Les «signataires d'entente de parrainage» sont des organismes à vocation religieuse, ethnique ou communautaire qui se sont engagés auprès du gouvernement fédéral à aider les réfugiés en les parrainant ou en leur trouvant des parrains privés.

Dans le cas des réfugiés syriens, ce sont surtout des églises, dont l'église arménienne, qui ont été, jusqu'à maintenant, très actives dans le parrainage privé.

«Peut-être que le gouvernement a regardé ça et s'est dit que de toute façon ce sont les églises qui sont les plus organisées pour faire le parrainage privé. Donc, puisque le gouvernement a mis l'accent sur [...] le parrainage privé plutôt que (sur) la sélection de réfugiés du HCR pris en charge par le gouvernement, ils se sont peut-être dit: "De toute façon, ce sont surtout des chrétiens"», émet comme hypothèse Janet Dench, directrice au Conseil canadien des réfugiés (CCR).

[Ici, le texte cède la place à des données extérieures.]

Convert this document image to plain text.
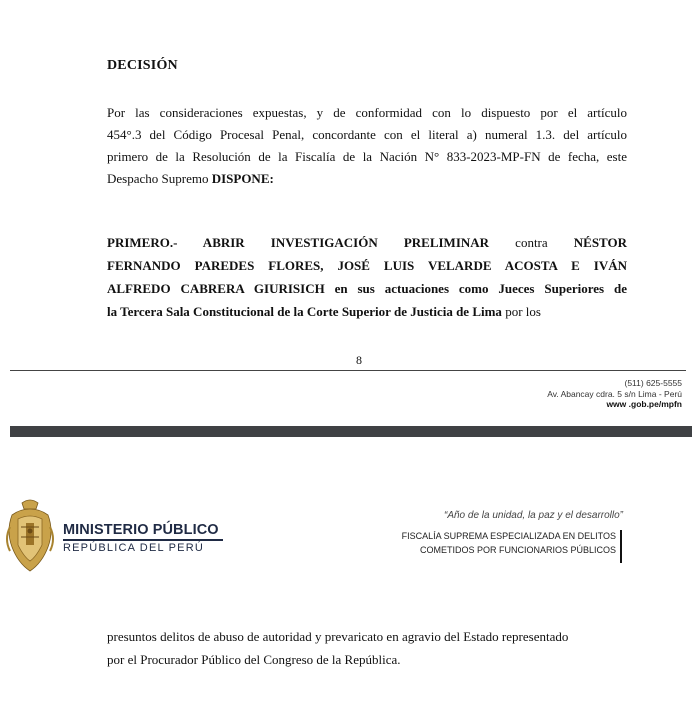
DECISIÓN
Por las consideraciones expuestas, y de conformidad con lo dispuesto por el artículo
454°.3 del Código Procesal Penal, concordante con el literal a) numeral 1.3. del artículo
primero de la Resolución de la Fiscalía de la Nación N° 833-2023-MP-FN de fecha, este
Despacho Supremo DISPONE:
PRIMERO.- ABRIR INVESTIGACIÓN PRELIMINAR contra NÉSTOR
FERNANDO PAREDES FLORES, JOSÉ LUIS VELARDE ACOSTA E IVÁN
ALFREDO CABRERA GIURISICH en sus actuaciones como Jueces Superiores de
la Tercera Sala Constitucional de la Corte Superior de Justicia de Lima por los
8
(511) 625-5555
Av. Abancay cdra. 5 s/n Lima - Perú
www .gob.pe/mpfn
MINISTERIO PÚBLICO
REPÚBLICA DEL PERÚ
“Año de la unidad, la paz y el desarrollo”
FISCALÍA SUPREMA ESPECIALIZADA EN DELITOS
COMETIDOS POR FUNCIONARIOS PÚBLICOS
presuntos delitos de abuso de autoridad y prevaricato en agravio del Estado representado
por el Procurador Público del Congreso de la República.
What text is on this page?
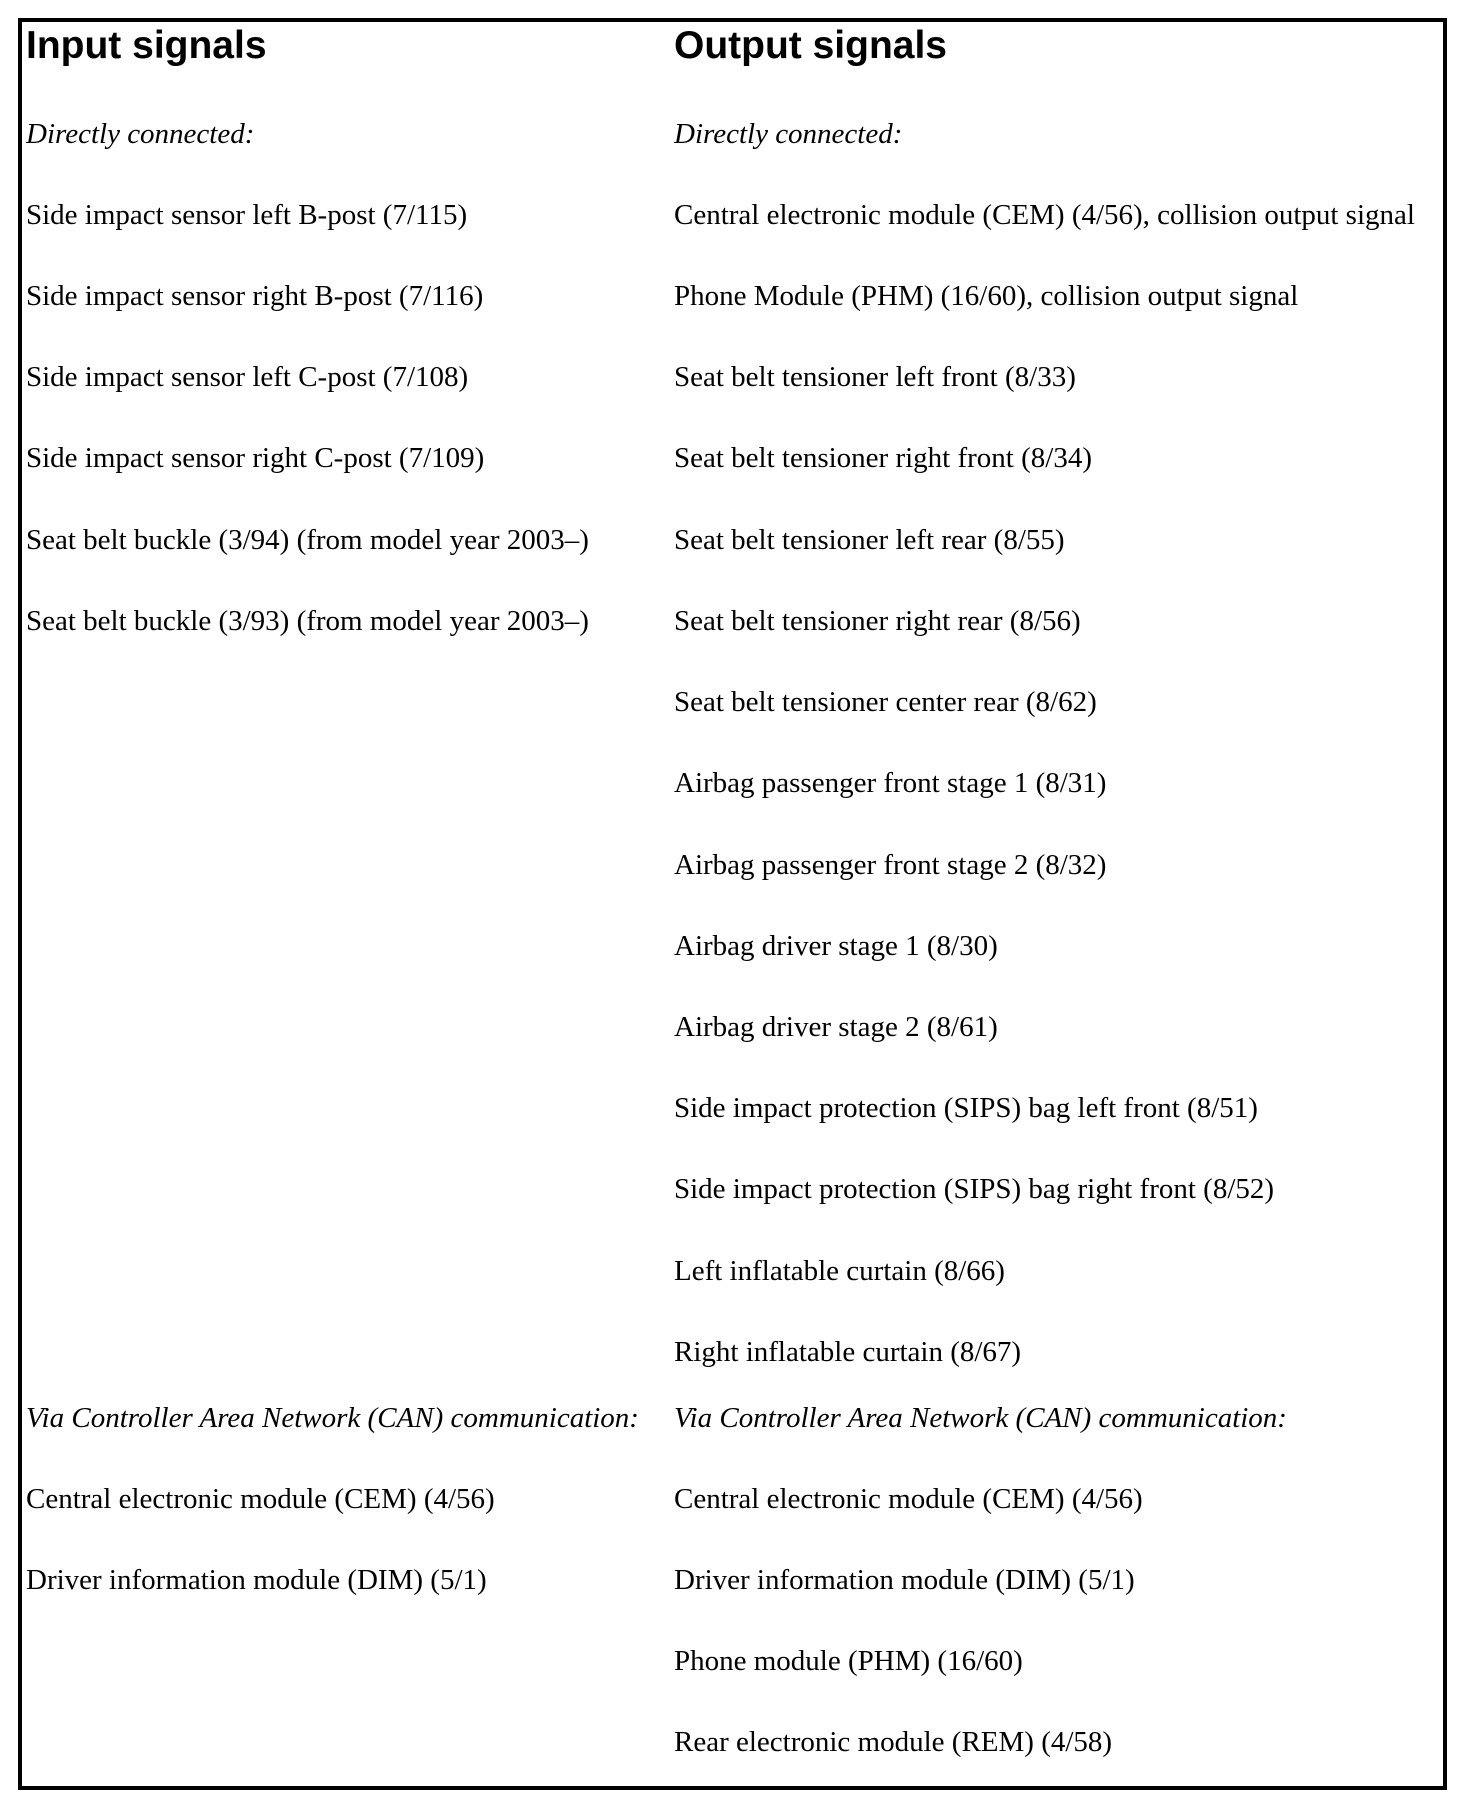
Input signals
Directly connected:
Side impact sensor left B-post (7/115)
Side impact sensor right B-post (7/116)
Side impact sensor left C-post (7/108)
Side impact sensor right C-post (7/109)
Seat belt buckle (3/94) (from model year 2003–)
Seat belt buckle (3/93) (from model year 2003–)
Via Controller Area Network (CAN) communication:
Central electronic module (CEM) (4/56)
Driver information module (DIM) (5/1)
Output signals
Directly connected:
Central electronic module (CEM) (4/56), collision output signal
Phone Module (PHM) (16/60), collision output signal
Seat belt tensioner left front (8/33)
Seat belt tensioner right front (8/34)
Seat belt tensioner left rear (8/55)
Seat belt tensioner right rear (8/56)
Seat belt tensioner center rear (8/62)
Airbag passenger front stage 1 (8/31)
Airbag passenger front stage 2 (8/32)
Airbag driver stage 1 (8/30)
Airbag driver stage 2 (8/61)
Side impact protection (SIPS) bag left front (8/51)
Side impact protection (SIPS) bag right front (8/52)
Left inflatable curtain (8/66)
Right inflatable curtain (8/67)
Via Controller Area Network (CAN) communication:
Central electronic module (CEM) (4/56)
Driver information module (DIM) (5/1)
Phone module (PHM) (16/60)
Rear electronic module (REM) (4/58)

En décembre dernier, le CCR et d'autres organismes se sont élevés contre l'intention d'Ottawa de privilégier certains réfugiés selon leur religion. «Une telle pratique va à l'encontre des principes fondamentaux de la protection des réfugiés. Les réfugiés doivent être sélectionnés pour la réinstallation en fonction du besoin», disait alors la présidente du CCR, Loly Rico.

Les sources de La Presse Canadienne confirment que le choix de privilégier les minorités religieuses syriennes a connu quelques résistances au gouvernement, avant d'être annoncé.

Maintenant, le ministre Alexander défend avec passion ce choix. «Ils méritent notre protection. [...] Les Yazidis, plusieurs groupes chrétiens, des minorités musulmanes qui sont extrêmement mis en danger, persécutés, par le groupe État islamique. Le Canada leur doit de reconnaître qu'ils font face à une forme particulière de persécution», affirme le ministre.

En date du 8 septembre, le Canada avait accueilli 1106 des 10 000 réfugiés syriens promis d'ici septembre prochain. De ce chiffre, 888 avaient trouvé le chemin du Canada grâce à un parrainage privé.

Pour atteindre l'objectif de 10 000 annoncé en moins d'un an, il en faudrait dix fois plus. Difficile de dire si les églises et les autres groupes communautaires pourront maintenir la cadence.

«Si un groupe établi décide de parrainer un musulman, rien dans la loi permet au gouvernement de ne pas traiter ce dossier ou de le refuser parce que la personne a la mauvaise religion», souligne Mme Dench.